Oral OECD 422 in rats
14, 28 and 90 day inhalation studies in rats

Key value for chemical safety assessment

Repeated dose toxicity: via oral route - systemic effects

Endpoint conclusion
Endpoint conclusion:
no adverse effect observed
Dose descriptor:
NOAEL
20 mg/kg bw/day
Study duration:
subchronic
Species:
rat
Quality of whole database:
acceptable

Repeated dose toxicity: inhalation - systemic effects

Endpoint conclusion
Endpoint conclusion:
no adverse effect observed
Dose descriptor:
LOAEC
20 mg/m³
Study duration:
subchronic
Species:
rat
Quality of whole database:
acceptable

Repeated dose toxicity: inhalation - local effects

Endpoint conclusion
Endpoint conclusion:
no adverse effect observed
Study duration:
subchronic
Species:
rat
Quality of whole database:
acceptable

Repeated dose toxicity: dermal - systemic effects

Endpoint conclusion
Endpoint conclusion:
no adverse effect observed
Dose descriptor:
LOAEL
1 000 mg/kg bw/day
Study duration:
subacute
Species:
rat
Quality of whole database:
limited

Additional information

Inhalation studies:

In the 14 day inhalation study (10 exposure days), the highest dose level tested (83 mg/m3) was considered to be the NOAEC. At this dose, there was a small drop in terminal body weight (5%), but it was not significant. There were no clinical signs of toxicity nor any gross or microscopic signs of toxicity. Some small fluctuations in organ weights occurred in the high dose group, but these were considered related to the small drop in body weight and not an adverse effect. There was no assessment of clinical chemistry or hematology in this study.

In the 1 month inhalation study (exposure 6h/d, 5d/wk), the findings were largely consistent with those observed in the 14 day inhalation study. The highest dose in this study was approximately 500 mg/m3 and this dose produced a number of clinical signs of toxicity (alopecia, red staining around the eyes and nose, behavioural changes) as well as effects on body weight and organ weights.

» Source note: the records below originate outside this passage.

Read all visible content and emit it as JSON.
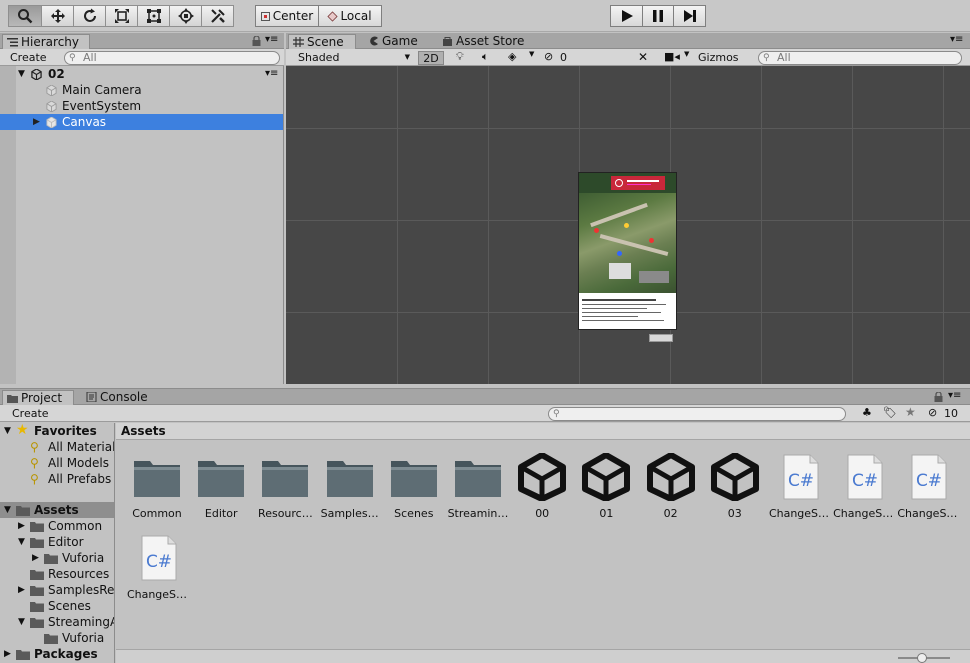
{
  "toolbar": {
    "tools": [
      "hand-tool",
      "move-tool",
      "rotate-tool",
      "scale-tool",
      "rect-tool",
      "transform-tool",
      "custom-tool"
    ],
    "pivot_center": "Center",
    "pivot_local": "Local",
    "play": "play",
    "pause": "pause",
    "step": "step"
  },
  "hierarchy": {
    "tab": "Hierarchy",
    "create": "Create",
    "search_placeholder": "All",
    "scene_name": "02",
    "items": [
      {
        "label": "Main Camera"
      },
      {
        "label": "EventSystem"
      },
      {
        "label": "Canvas"
      }
    ]
  },
  "scene_view": {
    "tabs": [
      "Scene",
      "Game",
      "Asset Store"
    ],
    "shading": "Shaded",
    "mode_2d": "2D",
    "hidden_count": "0",
    "gizmos": "Gizmos",
    "search_placeholder": "All"
  },
  "project": {
    "tabs": [
      "Project",
      "Console"
    ],
    "create": "Create",
    "hidden_count": "10",
    "breadcrumb": "Assets",
    "favorites_label": "Favorites",
    "favorites": [
      "All Materials",
      "All Models",
      "All Prefabs"
    ],
    "assets_label": "Assets",
    "tree": [
      {
        "label": "Common",
        "indent": 1,
        "arrow": "right"
      },
      {
        "label": "Editor",
        "indent": 1,
        "arrow": "down"
      },
      {
        "label": "Vuforia",
        "indent": 2,
        "arrow": "right"
      },
      {
        "label": "Resources",
        "indent": 1,
        "arrow": "none"
      },
      {
        "label": "SamplesRes",
        "indent": 1,
        "arrow": "right"
      },
      {
        "label": "Scenes",
        "indent": 1,
        "arrow": "none"
      },
      {
        "label": "StreamingA",
        "indent": 1,
        "arrow": "down"
      },
      {
        "label": "Vuforia",
        "indent": 2,
        "arrow": "none"
      }
    ],
    "packages_label": "Packages",
    "grid_items": [
      {
        "label": "Common",
        "kind": "folder"
      },
      {
        "label": "Editor",
        "kind": "folder"
      },
      {
        "label": "Resourc…",
        "kind": "folder"
      },
      {
        "label": "Samples…",
        "kind": "folder"
      },
      {
        "label": "Scenes",
        "kind": "folder"
      },
      {
        "label": "Streamin…",
        "kind": "folder"
      },
      {
        "label": "00",
        "kind": "unity"
      },
      {
        "label": "01",
        "kind": "unity"
      },
      {
        "label": "02",
        "kind": "unity"
      },
      {
        "label": "03",
        "kind": "unity"
      },
      {
        "label": "ChangeS…",
        "kind": "cs"
      },
      {
        "label": "ChangeS…",
        "kind": "cs"
      },
      {
        "label": "ChangeS…",
        "kind": "cs"
      },
      {
        "label": "ChangeS…",
        "kind": "cs"
      }
    ],
    "cs_text": "C#"
  },
  "colors": {
    "selection": "#3d80df",
    "scene_bg": "#474747",
    "panel_bg": "#c2c2c2"
  }
}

Body weights were depressed in the high dose group (males and females) and there were some associated increases in organ weights, for example the liver (absolute and relative weight). This affect on liver weight was considered to be treatment related and may be an adaptive response to treatment rather than an adverse effect since there were no related histopathological findings that accompanied the change in liver weight. Other changes in organ weights were attributed to the decrease in body weight in the high dose animals. Hematology and clinical chemistry did not produce any consistent findings (some significant increases and decreases observed, but no clear dose response), with the exception of female plasma cholinesterase. This was depressed (significantly) in all female dose groups, with the level in the high dose group being approximately 1/3 that of the control. Plasma cholinesterase has been associated with liver damage, and in the high dose females there were also indications of liver damage based on clinical chemistry parameters such as SGPT, creatinine and globulin levels which were all significantly increased compared to control. However, there were no such changes in these parameters at the lower dose levels, nor was there any pathology, or organ weight data to indicate liver toxicity at the middle and lower doses. Therefore, the significance of this finding is unclear. It is limited only to the females and does not appear to be associated with any other changes and whilst liver damage can cause changes in plasma cholinesterase, it is understood (at least in humans) that a number of other causes exist, for example such as stress and injuries such as bone breakage. Based on the lack of other findings in the mid and low doses and the unclear significance of the plasma cholinesterase changes, it can be argued that the NOAEC for this study is actually the mid dose of approximately 95 mg/m3.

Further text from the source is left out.